Adverse reports from the TE and VE showed shortcomings all of which fell at the transport manager’s door but the TC acknowledges there were positives. The undertaking to have regular roller brake tests had been adhered to, albeit they appeared not to have been acted upon. Vehicles were inspected on time. The fleet inspection found four vehicles substantially clear of defects. The MOT history had improved. There had been no significant drivers’ hours matters.

Asking himself whether he could trust this operator to comply in the future, TC Rooney said that Anthony Hazell has been in the industry 36 years but unfortunately appeared to mistake experience for expertise and was set in his ways.
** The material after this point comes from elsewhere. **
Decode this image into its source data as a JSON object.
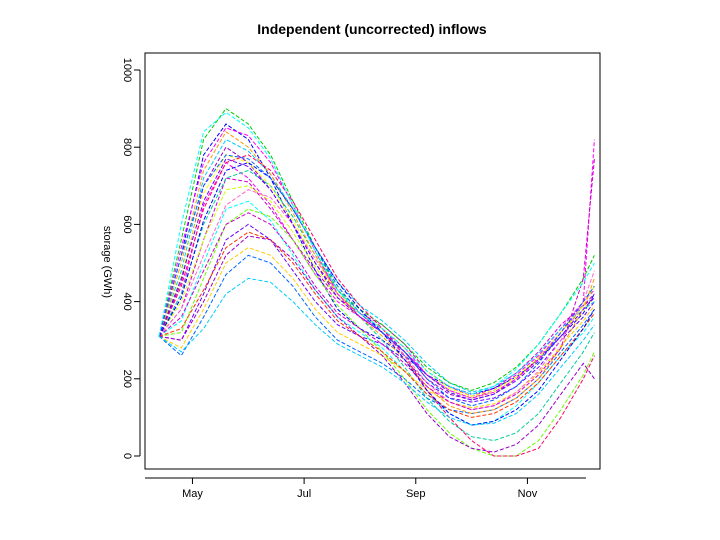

The TC saw no sign that he would cede control nor work in any true partnership whether with another transport manager or maintenance provider and found that Mr Hazell was incapable of managing the transport operation and so his good repute as transport manager was lost.

Decision
In concluding, the TC judged that Mr Anthony Hazell has forfeited his good repute as transport manager and disqualified him from acting as such until he sits and passes again the transport manager certificate of professional competence. TC Rooney also found that the operator was no longer professionally competent, and further and separate adverse findings that vehicles are not kept fit and serviceable and that prohibitions have been issued, led to the decision that the licence be revoked with effect from 31 December 2020. The TC made no adverse finding in relation to Ms Carolyn Alderton as a transport manager or her sole trader licence.